Tuesday, December 13, 2022

The Girl Mouse Seeks a Groom (A Fairy Tale by Photios Kontoglou)


When Photios Kontoglou spoke and wrote about "blessed simplicity", he did not preach "from the pulpit", nor pretend to be a teacher to others about things that are good in theory, but not to put them into practice himself. He was a simple man in everything, since the truth is always simple, and that is why he loved, among other things, simple conversations, simple stories and most of all fairy tales - especially oriental ones.

On the other hand, as he said, "we Greeks have a bad habit of considering foreign things better than our own, so we end up imitating everything, as long as it is foreign. We here can start chanting 'Ti Hypermacho' with instruments and polyphony and everyone will find it normal and a sign of progress. But if we go to La Scala in Milan and start chanting 'Ave Maria' to a tsamiko they will kick us out - and rightly so."

So he tried with his art, with his paintings and with his writings, to highlight "our" things and to prove to us that we have nothing to envy from others.

Thus, in March 1934, he also wrote a fairy tale, in the newspaper National Herald, about a mouse who did not want to marry his daughter to a mouse, because he found mice to be inferior.

The Girl Mouse Seeks a Groom

By Photios Kontoglou

(National Herald, 11 March 1934)

Once upon a time there was a mouse and he had a very beautiful daughter. He wanted to marry her off, but he didn't want to give her to a mouse. As he was thinking he saw the sun shining.

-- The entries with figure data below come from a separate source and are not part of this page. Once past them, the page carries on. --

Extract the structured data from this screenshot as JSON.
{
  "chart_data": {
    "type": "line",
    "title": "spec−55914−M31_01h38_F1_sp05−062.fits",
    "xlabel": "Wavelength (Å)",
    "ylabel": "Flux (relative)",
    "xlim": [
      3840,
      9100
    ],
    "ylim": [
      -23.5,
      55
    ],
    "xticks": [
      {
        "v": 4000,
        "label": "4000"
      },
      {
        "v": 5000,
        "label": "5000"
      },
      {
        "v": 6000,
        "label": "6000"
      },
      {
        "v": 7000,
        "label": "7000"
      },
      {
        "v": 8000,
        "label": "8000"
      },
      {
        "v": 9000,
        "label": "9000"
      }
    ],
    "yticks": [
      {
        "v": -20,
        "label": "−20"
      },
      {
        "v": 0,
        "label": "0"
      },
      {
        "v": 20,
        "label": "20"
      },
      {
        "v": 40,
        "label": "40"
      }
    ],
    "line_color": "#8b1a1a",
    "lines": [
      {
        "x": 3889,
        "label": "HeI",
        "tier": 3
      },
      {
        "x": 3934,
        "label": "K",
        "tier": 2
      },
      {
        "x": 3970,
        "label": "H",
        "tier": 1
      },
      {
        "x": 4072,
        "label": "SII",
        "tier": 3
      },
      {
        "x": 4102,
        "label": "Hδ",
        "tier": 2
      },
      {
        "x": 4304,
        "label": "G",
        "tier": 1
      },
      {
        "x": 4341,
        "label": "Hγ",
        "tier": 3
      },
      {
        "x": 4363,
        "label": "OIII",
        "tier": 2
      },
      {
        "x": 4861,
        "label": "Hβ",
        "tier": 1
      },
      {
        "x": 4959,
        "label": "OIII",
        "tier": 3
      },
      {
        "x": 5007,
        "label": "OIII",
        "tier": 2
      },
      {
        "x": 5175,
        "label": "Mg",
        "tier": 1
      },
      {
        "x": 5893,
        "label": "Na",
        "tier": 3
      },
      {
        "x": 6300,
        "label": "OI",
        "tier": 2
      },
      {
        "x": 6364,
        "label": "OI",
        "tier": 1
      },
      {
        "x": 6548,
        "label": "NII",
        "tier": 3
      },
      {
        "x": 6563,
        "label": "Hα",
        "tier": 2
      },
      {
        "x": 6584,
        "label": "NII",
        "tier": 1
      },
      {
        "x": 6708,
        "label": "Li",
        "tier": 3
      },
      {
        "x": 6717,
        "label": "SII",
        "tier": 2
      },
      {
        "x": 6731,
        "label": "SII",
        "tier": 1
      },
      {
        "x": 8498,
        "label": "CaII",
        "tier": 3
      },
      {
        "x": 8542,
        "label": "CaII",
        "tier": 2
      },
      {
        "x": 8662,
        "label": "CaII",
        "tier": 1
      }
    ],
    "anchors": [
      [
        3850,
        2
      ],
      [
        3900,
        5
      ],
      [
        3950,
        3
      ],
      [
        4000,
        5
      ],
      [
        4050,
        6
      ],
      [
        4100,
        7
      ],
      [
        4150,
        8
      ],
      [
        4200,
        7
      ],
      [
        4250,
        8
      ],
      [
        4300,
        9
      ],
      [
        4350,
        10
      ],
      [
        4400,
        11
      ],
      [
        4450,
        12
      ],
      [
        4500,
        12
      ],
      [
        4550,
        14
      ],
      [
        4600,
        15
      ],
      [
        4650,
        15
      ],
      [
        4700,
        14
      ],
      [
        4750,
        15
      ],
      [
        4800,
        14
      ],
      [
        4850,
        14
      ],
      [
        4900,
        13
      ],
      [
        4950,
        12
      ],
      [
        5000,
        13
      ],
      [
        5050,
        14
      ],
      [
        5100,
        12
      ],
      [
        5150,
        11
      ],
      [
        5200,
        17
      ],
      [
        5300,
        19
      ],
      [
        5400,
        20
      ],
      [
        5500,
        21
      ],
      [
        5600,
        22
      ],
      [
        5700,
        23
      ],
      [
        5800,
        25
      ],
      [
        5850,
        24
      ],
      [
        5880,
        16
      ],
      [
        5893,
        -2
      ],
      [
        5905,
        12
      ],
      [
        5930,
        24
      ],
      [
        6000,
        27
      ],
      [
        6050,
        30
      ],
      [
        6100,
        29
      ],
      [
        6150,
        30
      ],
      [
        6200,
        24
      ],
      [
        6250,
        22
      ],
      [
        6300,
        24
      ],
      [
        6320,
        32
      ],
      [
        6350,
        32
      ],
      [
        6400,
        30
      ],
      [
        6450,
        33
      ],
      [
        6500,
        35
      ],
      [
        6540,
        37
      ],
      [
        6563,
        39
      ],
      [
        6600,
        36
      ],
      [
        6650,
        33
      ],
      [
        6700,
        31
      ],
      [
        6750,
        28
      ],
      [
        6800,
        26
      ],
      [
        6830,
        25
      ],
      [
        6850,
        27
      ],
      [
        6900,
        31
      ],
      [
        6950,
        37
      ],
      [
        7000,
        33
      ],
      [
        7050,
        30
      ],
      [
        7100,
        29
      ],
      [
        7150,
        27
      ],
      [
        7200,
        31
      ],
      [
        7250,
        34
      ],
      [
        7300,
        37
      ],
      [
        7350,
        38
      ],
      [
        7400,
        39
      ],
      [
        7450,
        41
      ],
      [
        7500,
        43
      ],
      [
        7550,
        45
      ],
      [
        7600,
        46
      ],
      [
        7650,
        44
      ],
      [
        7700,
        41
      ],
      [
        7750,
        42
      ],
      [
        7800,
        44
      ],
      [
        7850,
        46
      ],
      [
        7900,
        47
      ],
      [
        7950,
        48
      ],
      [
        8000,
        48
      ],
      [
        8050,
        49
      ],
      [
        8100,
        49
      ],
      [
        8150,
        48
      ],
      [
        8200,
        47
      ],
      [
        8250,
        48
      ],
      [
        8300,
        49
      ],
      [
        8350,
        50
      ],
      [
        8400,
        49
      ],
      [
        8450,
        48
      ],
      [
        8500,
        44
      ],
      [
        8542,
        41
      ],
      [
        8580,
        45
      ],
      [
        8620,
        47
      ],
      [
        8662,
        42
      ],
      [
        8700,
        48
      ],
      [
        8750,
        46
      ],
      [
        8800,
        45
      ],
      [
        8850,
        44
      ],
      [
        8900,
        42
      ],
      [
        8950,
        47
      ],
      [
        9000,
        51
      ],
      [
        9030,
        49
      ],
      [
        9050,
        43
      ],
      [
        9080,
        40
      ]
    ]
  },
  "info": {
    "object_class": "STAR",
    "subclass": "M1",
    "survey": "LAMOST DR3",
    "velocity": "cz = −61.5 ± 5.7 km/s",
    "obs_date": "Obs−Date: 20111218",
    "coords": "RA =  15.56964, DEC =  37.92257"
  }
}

"Ah!" he said to himself, "a groom for my girl," and without wasting time he takes her and goes to the palace of the sun.

"Sun, will you take my daughter as a wife? I don't want to give her, who is so beautiful, to someone else, only to you who are so beautiful and strong."

"Oh," says the sun to him, to get rid of him, "I am not, as you suppose, stronger than everyone in the world. These are the clouds, if they hit me I get dark and I can't do anything about them. Go to them and you will succeed without further ado."

The poor mouse, what was he to do? He gets up and goes to the clouds. But he found it dark there too.

"Do you see the North Wind?" the clouds told him; "When he blows we scatter and lose our pieces. Go to the North Wind."

Then the mouse takes his daughter and goes to the north wind and tells him why he came to him.

"I would gladly, poor mouse, take your beautiful daughter, but I am not as strong as you think. Go there to that tower: Do you see it? Forty years of blowing I could not bring him down."

Without exchanging any more words, he goes to the tower and tells him the same thing. The Tower then turns and says to him:

"Mouse, mouse, do you hear a noise within my walls? What do you think it is? Brave beasts, these mice, that devour me and are about to cast me down. There is no one in the world more brave and strong than mice, and you should not listen to anyone else."

Then the mouse listened to his heart and he gave his daughter to a brave and handsome mouse.